If you're normal and rational, you'd refuse to surrender your right to make an informed choice - no matter how skilled the surgeon or wise the uncle. You wouldn't want decision-making authority about your loved ones' safety be usurped by "experts".
In this Age of Democracy and Transparency, you'd use the same rationale for state decisions.
Now consider what happened three weeks after the Vajpayee government took office in India in 1998. Four men met the Prime Minister, Principal Secretary Brajesh Mishra, Department of Atomic Energy (DAE) secretary R. Chidambaram and Defence R&D Organisation (DRDO) chief APJ Abdul Kalam-to discuss India's response to an April 6 missile test-flight by Pakistan.
They decided to retaliate not by test-flying a missile, but by upturning India's nuclear policy of 50 years' standing: not to make nuclear weapons although it might have that capability.
Thus came about the Pokharan-II tests, according to Mishra (Hindustan Times, May 7), without consultation with the Cabinet, the defence minister and services chiefs.
Only one of the four men was an elected leader. Two ran inept outfits famous for missing every single deadline, incurring huge cost-overruns and committing terrible safety breaches.
The DAE-DRDO had a vested interest in nuclear testing and had lobbied every government since the 1980s. Vajpayee alone succumbed to them in keeping with Hindutva's nuclear obsession. The BJP/Jana Sangh is the only party, since 1964, to demand that India become a nuclear weapons-state (NWS).
The decision was made without the promised "strategic defence review". Its stated rationale-Chinese and Pakistani hostility-, wasn't relevant. And Pakistan was testing missiles since 1989.
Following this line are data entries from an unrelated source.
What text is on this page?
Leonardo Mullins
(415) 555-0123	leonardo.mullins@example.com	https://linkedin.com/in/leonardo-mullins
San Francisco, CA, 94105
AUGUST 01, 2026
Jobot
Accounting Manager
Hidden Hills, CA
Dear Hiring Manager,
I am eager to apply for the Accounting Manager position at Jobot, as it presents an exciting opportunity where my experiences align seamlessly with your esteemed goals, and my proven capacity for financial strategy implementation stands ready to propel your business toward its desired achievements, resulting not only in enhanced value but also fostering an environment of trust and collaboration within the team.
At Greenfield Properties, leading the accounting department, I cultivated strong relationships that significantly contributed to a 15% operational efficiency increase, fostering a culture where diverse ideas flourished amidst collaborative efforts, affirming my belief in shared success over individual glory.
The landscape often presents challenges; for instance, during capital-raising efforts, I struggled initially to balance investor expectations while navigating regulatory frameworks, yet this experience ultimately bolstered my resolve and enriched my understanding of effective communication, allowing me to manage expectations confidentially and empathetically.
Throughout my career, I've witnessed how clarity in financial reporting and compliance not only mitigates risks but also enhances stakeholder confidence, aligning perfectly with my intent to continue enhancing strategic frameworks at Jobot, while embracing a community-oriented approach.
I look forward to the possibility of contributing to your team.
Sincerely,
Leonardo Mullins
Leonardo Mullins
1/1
No wonder the tests surprised India's Bomb Lobby. True to type, it mounted a convoluted defence.
First, if India hadn't tested, Pakistan would have, embarrassing India. Second, nuclear weapons would make South Asia safe. Third, they would force its leaders to behave responsibly and maturely, preventing conflict. Fourth, nukes would cap India's fast-rising conventional arms-spending. Fifth, they would give India leverage in demanding global nuclear disarmament. Sixth, they would raise her global stature and expand policy options.
Today, these arguments stand discredited. India initiated the region's nuclear and missile programmes. Reactive Pakistan had nothing to gain politically or militarily by testing first.
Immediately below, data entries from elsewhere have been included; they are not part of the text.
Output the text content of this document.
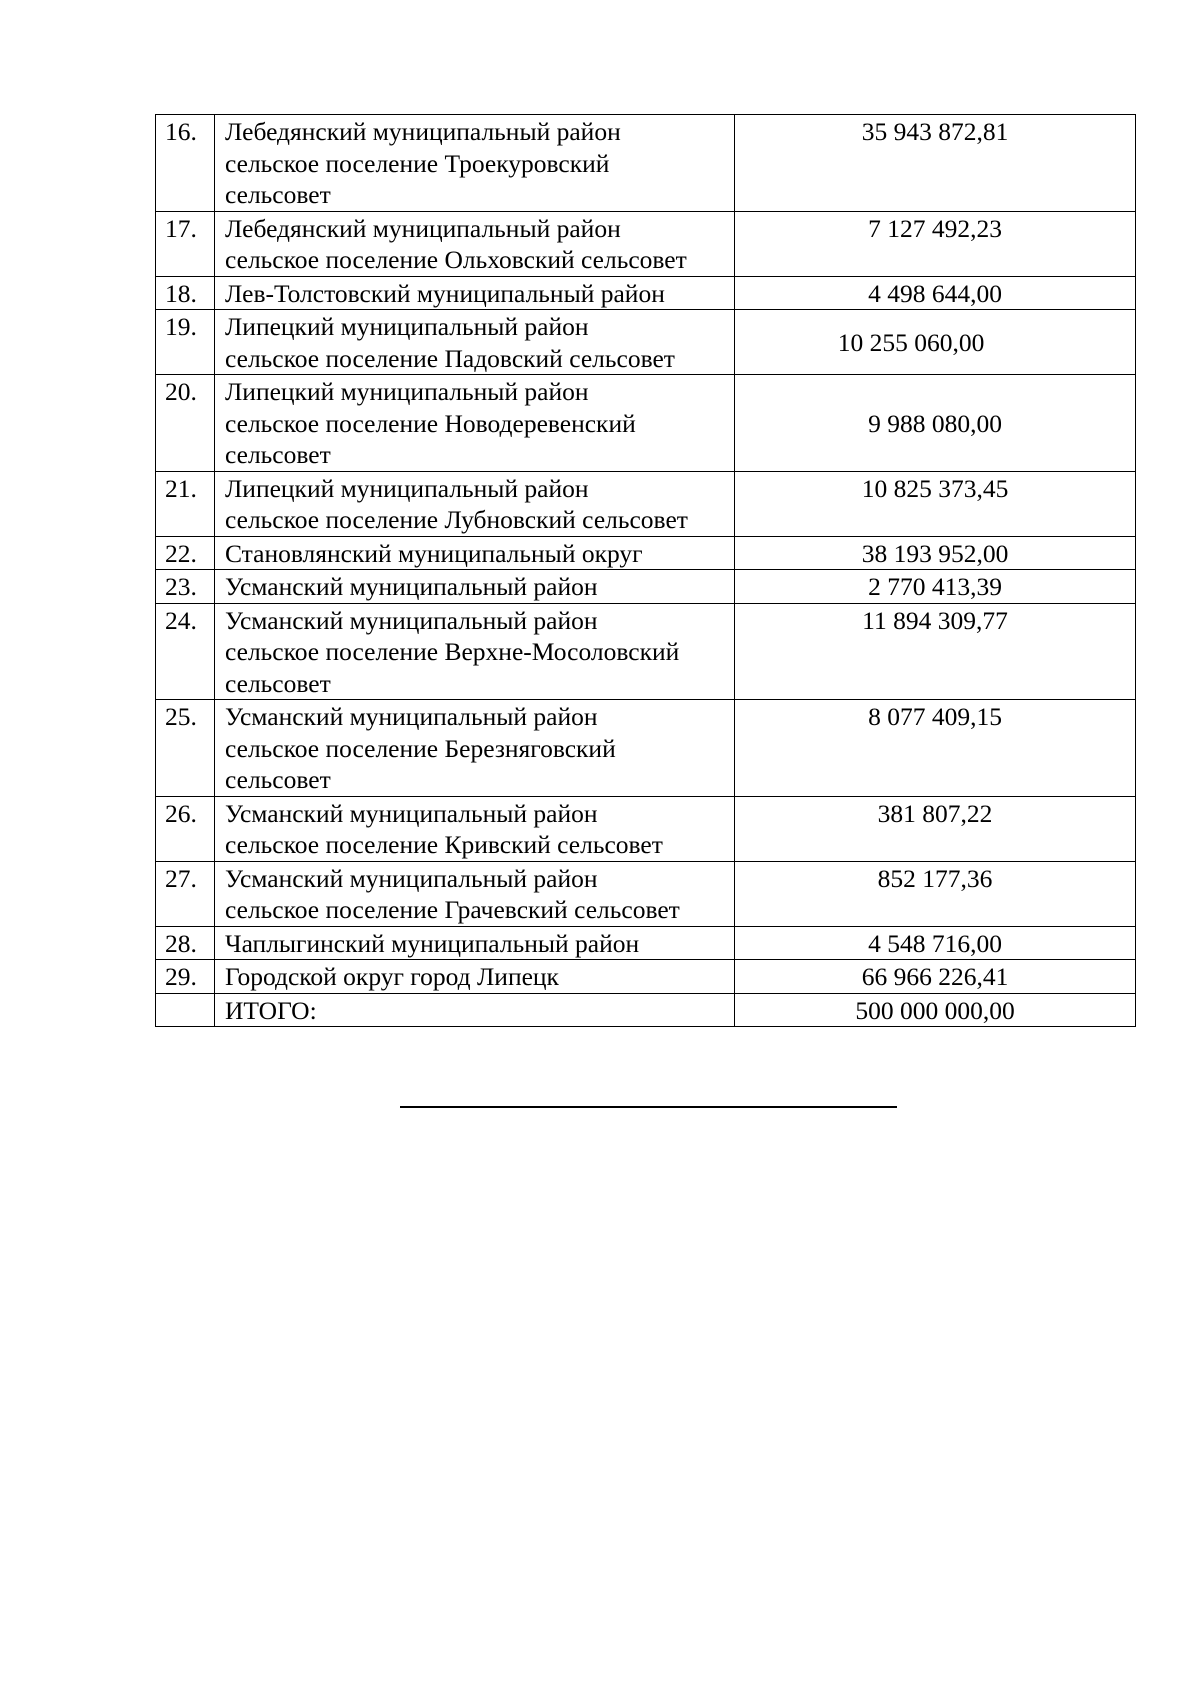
16.	Лебедянский муниципальный район
сельское поселение Троекуровский
сельсовет	35 943 872,81
17.	Лебедянский муниципальный район
сельское поселение Ольховский сельсовет	7 127 492,23
18.	Лев-Толстовский муниципальный район	4 498 644,00
19.	Липецкий муниципальный район
сельское поселение Падовский сельсовет	10 255 060,00
20.	Липецкий муниципальный район
сельское поселение Новодеревенский
сельсовет	9 988 080,00
21.	Липецкий муниципальный район
сельское поселение Лубновский сельсовет	10 825 373,45
22.	Становлянский муниципальный округ	38 193 952,00
23.	Усманский муниципальный район	2 770 413,39
24.	Усманский муниципальный район
сельское поселение Верхне-Мосоловский
сельсовет	11 894 309,77
25.	Усманский муниципальный район
сельское поселение Березняговский
сельсовет	8 077 409,15
26.	Усманский муниципальный район
сельское поселение Кривский сельсовет	381 807,22
27.	Усманский муниципальный район
сельское поселение Грачевский сельсовет	852 177,36
28.	Чаплыгинский муниципальный район	4 548 716,00
29.	Городской округ город Липецк	66 966 226,41
	ИТОГО:	500 000 000,00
Both had a nuclear capability before 1998. But Indian nuclear scientist-managers believed Pakistan didn't. It would stop "bullying" India after Pokharan-II. This was hubris.
Nukes are nothing to be proud of. They are weapons of mass extermination and terrorism against non-combatant civilians, not weapons of peace or of self-defence. Their use or threat of use is "generally contrary" to international law, according to a 1996 World Court judgment.
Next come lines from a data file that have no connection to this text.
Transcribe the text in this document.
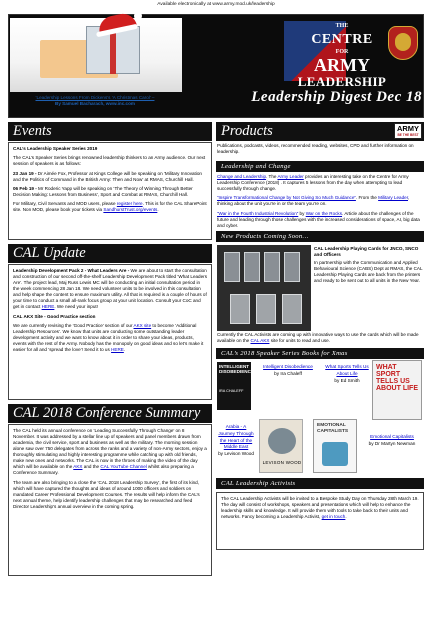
Available electronically at www.army.mod.uk/leadership
‘Leadership Lessons From Dickens’s ‘A Christmas Carol’ –
By Samuel Bacharach, www.inc.com
THE
CENTRE
FOR
ARMY
LEADERSHIP
Leadership Digest Dec 18
Events

CAL’s Leadership Speaker Series 2019

The CAL’s Speaker Series brings renowned leadership thinkers to an Army audience. Our next session of speakers is as follows:

23 Jan 19 - Dr Aimée Fox, Professor at Kings College will be speaking on ‘Military Innovation and the Politics of Command in the British Army: Then and Now’ at RMAS, Churchill Hall.

06 Feb 19 - Mr Roderic Yapp will be speaking on ‘The Theory of Winning Through Better Decision Making: Lessons from Business’, Sport and Combat at RMAS, Churchill Hall.

For Military, Civil Servants and MOD users, please register here. This is for the CAL SharePoint site. Non MOD, please book your tickets via SandhurstTrust.org/events.

CAL Update

Leadership Development Pack 2 - What Leaders Are - We are about to start the consultation and construction of our second off-the-shelf Leadership Development Pack titled ‘What Leaders Are’. The project lead, Maj Russ Lewis MC will be conducting an initial consultation period in the week commencing 28 Jan 18. We need volunteer units to be involved in this consultation and help shape the content to ensure maximum utility. All that is required is a couple of hours of your time to conduct a small all-rank focus group at your unit location. Consult your CoC and get in contact HERE. We need your input!

CAL AKX Site - Good Practice section

We are currently revising the ‘Good Practice’ section of our AKX site to become ‘Additional Leadership Resources’. We know that units are conducting some outstanding leader development activity and we want to know about it in order to share your ideas, products, events with the rest of the Army. Nobody has the monopoly on good ideas and so let’s make it easier for all and ‘spread the love’! Send it to us HERE.

CAL 2018 Conference Summary

The CAL held its annual conference on ‘Leading Successfully Through Change’ on 8 November. It was addressed by a stellar line up of speakers and panel members drawn from academia, the civil service, sport and business as well as the military. The morning session alone saw over 750 delegates from across the ranks and a variety of non-Army sectors, enjoy a thoroughly stimulating and highly interesting programme while catching up with old friends, make new ones and networks. The CAL is now in the throes of making the video of the day which will be available on the AKX and the CAL YouTube Channel whilst also preparing a Conference Summary.

The team are also bringing to a close the ‘CAL 2018 Leadership Survey’, the first of its kind, which will have captured the thoughts and ideas of around 1000 officers and soldiers on mandated Career Professional Development Courses. The results will help inform the CAL’s next annual theme, help identify leadership challenges that may be researched and feed Director Leadership’s annual overview in the coming spring.

Products	ARMY
BE THE BEST
Publications, podcasts, videos, recommended reading, websites, CPD and further information on leadership.
Leadership and Change

Change and Leadership. The Army Leader provides an interesting take on the Centre for Army Leadership Conference (2018) . It captures 5 lessons from the day when attempting to lead successfully through change.

“Inspire Transformational Change by Not Giving So Much Guidance”. From the Military Leader, thinking about the unit you’re in or the team you’re on.

“War in the Fourth Industrial Revolution” by War on the Rocks. Article about the challenges of the future and leading through those challenges with the increased considerations of space, AI, big data and cyber.

New Products Coming Soon…
CAL Leadership Playing Cards for JNCO, SNCO and Officers
In partnership with the Communication and Applied Behavioural Science (CABS) Dept at RMAS, the CAL Leadership Playing Cards are back from the printers and ready to be sent out to all units in the New Year.
Currently the CAL Activists are coming up with innovative ways to use the cards which will be made available on the CAL AKX site for units to read and use.
CAL’s 2018 Speaker Series Books for Xmas
INTELLIGENT DISOBEDIENCE
IRA CHALEFF
Intelligent Disobedience
by Ira Chaleff
What Sports Tells Us About Life
by Ed Smith
WHAT SPORT TELLS US ABOUT LIFE
Arabia - A Journey Through the Heart of the Middle East
by Levison Wood
LEVISON WOOD
EMOTIONAL CAPITALISTS
Emotional Capitalists
by Dr Martyn Newman
CAL Leadership Activists
The CAL Leadership Activists will be invited to a Bespoke Study Day on Thursday 28th March 19. The day will consist of workshops, speakers and presentations which will help to enhance the leadership skills and knowledge. It will provide them with tools to take back to their units and networks. Fancy becoming a Leadership Activist, get in touch.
Nuclearisation has made South Asia less secure. Millions of its citizens are vulnerable to nuclear-tipped missiles which cannot be recalled or intercepted. A single first-generation Bomb will kill 800,000-plus people and radioactively contaminate vast swathes of land for centuries. There's no defence against nuclear weapons.
Yet, we're being asked to erase what India preached for half-a-century: namely, nuclear weapons don't give security; the "repugnant" nuclear deterrence doctrine spells an arms race and insecurity-as in the Cold War, when nukes multiplied from the low hundreds to 80,000, enough to destroy the world 50 times.
Deterrence is a flawed doctrine. It's based on unrealistic assumptions: perfect knowledge about each other's capabilities, always-rational cool - headed behaviour under trying conditions, and impossibility of accidents. The real world is far messier, with little perfect knowledge, panic-prone decision-makers, and a high accident probability. India and Pakistan fought Kargil a year after Pokharan-history's first war caused by nuclear weapons, and the greatest conventional conflict between NWSs.
Pakistan started the misadventure thinking its Bombs would pre-empt Indian retaliation. This devastatingly falsifies the sobriety/maturity argument.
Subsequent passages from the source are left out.